UPDATE 1: 10:26 a.m. ET 1/4/2024: In a
reservation of rights filed this morning the ad hoc group of 2024/2026 formerly secured Wesco/Incora noteholders confirms it opposes the debtors’ Dec. 27
amended plan and calls the plan and related stipulation with the official committee of unsecured creditors (discussed below) the next steps in the debtors’ effort to moot
litigation over the
2022 uptier exchange transaction that stripped the noteholders’ liens. A hearing on approval of the stipulation is set for today at 3 p.m.

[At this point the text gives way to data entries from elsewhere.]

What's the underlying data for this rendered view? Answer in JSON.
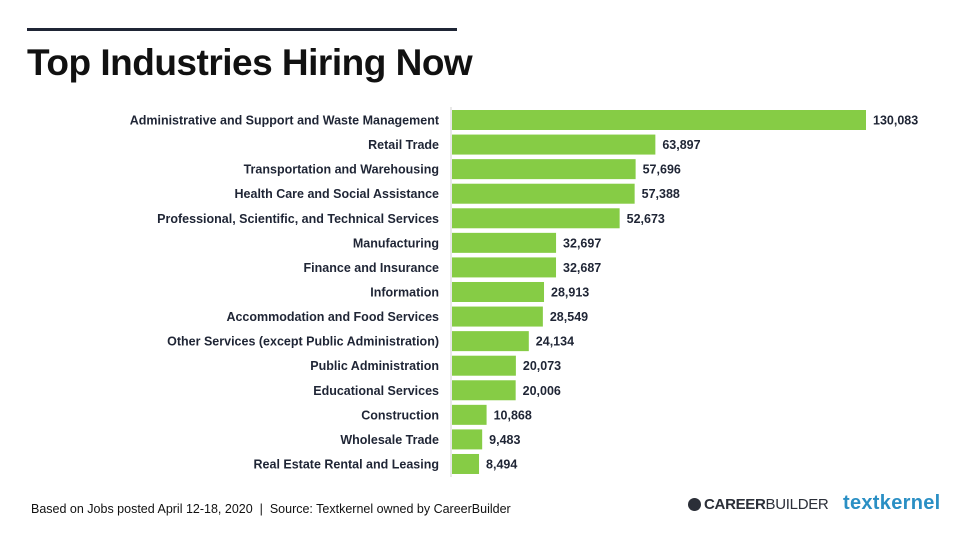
{
  "title": "Top Industries Hiring Now",
  "footer": "Based on Jobs posted April 12-18, 2020  |  Source: Textkernel owned by CareerBuilder",
  "logos": {
    "careerbuilder_bold": "CAREER",
    "careerbuilder_light": "BUILDER",
    "textkernel": "textkernel"
  },
  "chart_data": {
    "type": "bar",
    "orientation": "horizontal",
    "title": "Top Industries Hiring Now",
    "xlabel": "",
    "ylabel": "",
    "bar_color": "#86cc45",
    "categories": [
      "Administrative and Support and Waste Management",
      "Retail Trade",
      "Transportation and Warehousing",
      "Health Care and Social Assistance",
      "Professional, Scientific, and Technical Services",
      "Manufacturing",
      "Finance and Insurance",
      "Information",
      "Accommodation and Food Services",
      "Other Services (except Public Administration)",
      "Public Administration",
      "Educational Services",
      "Construction",
      "Wholesale Trade",
      "Real Estate Rental and Leasing"
    ],
    "values": [
      130083,
      63897,
      57696,
      57388,
      52673,
      32697,
      32687,
      28913,
      28549,
      24134,
      20073,
      20006,
      10868,
      9483,
      8494
    ],
    "labels": [
      "130,083",
      "63,897",
      "57,696",
      "57,388",
      "52,673",
      "32,697",
      "32,687",
      "28,913",
      "28,549",
      "24,134",
      "20,073",
      "20,006",
      "10,868",
      "9,483",
      "8,494"
    ]
  }
}
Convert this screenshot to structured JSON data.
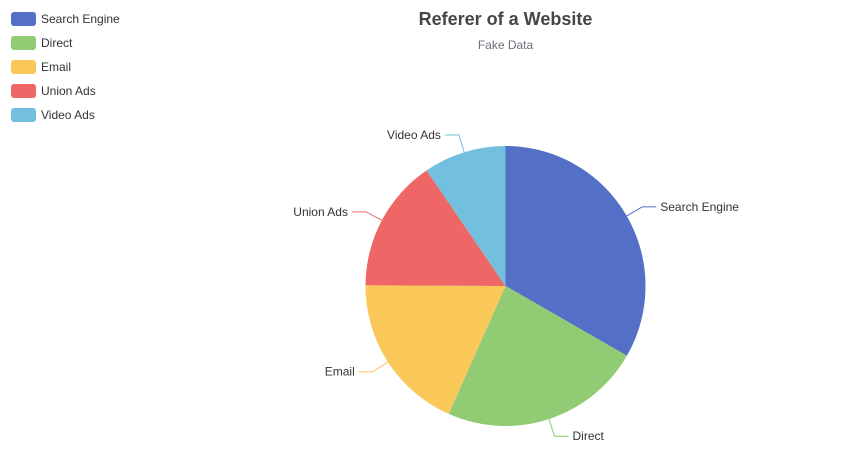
{
  "chart_data": {
    "type": "pie",
    "title": "Referer of a Website",
    "subtitle": "Fake Data",
    "categories": [
      "Search Engine",
      "Direct",
      "Email",
      "Union Ads",
      "Video Ads"
    ],
    "values": [
      1048,
      735,
      580,
      484,
      300
    ],
    "colors": [
      "#5470c6",
      "#91cc75",
      "#fac858",
      "#ee6666",
      "#73c0de"
    ],
    "legend_position": "top-left",
    "start_angle_deg": 90,
    "direction": "clockwise"
  }
}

ET.
The 2024/2026 noteholders reiterate that they hold approximately 65% to 69% of unsecured claims against the debtors and question why the UCC has agreed to abandon “the potentially valuable claims that it
sought standing to bring, or how the class of General Unsecured Claims benefits from the Stipulation.” “Absent a more robust explanation as to how the Stipulation benefits the Committee’s constituency, it is difficult to discern a reason the Court should approve the Stipulation,” the noteholders assert.
The noteholders add that in late December the debtors provided them with “information to diligence potential plan constructs” but say the debtors and the UCC failed to consult them regarding the economics of the amended plan prior to filing.
Original Story 3:17 p.m. UTC on Dec. 29, 2023
Wesco/Incora Debtors File Plan Stipulation With UCC, Say 2024/2026 Noteholders Soon to be Last Plan Holdout
Relevant Document:
UCC Stipulation Motion
This afternoon the Wesco/Incora debtors filed a motion for approval of a stipulation with the official committee of unsecured creditors to stay the UCC's
motion for standing to bring claims on behalf of the estates, including claims related to the debtors’
2020 take-private transaction, the
2022 uptier exchange transaction challenged by the 2024/2026 formerly secured noteholders and 2021 amendments to the debtors’ prepetition ABL facility. The terms of the stipulation are consistent with the
amended plan filed by the debtors on Dec. 27; specifically, general unsecured creditors (including the 2024/2026 noteholders) would share 3.5% of pre-dilution reorganized equity.
According to the motion, the stipulation with the UCC and an anticipated restructuring support agreement with first lien noteholders, former owner Carlyle, current equity sponsor Platinum and 2027 noteholder Langur Maize would leave the 2024/2026 noteholders as the only group opposed to the plan.
An emergency hearing on the motion is set for Thursday, Jan. 4 at 3 p.m. ET.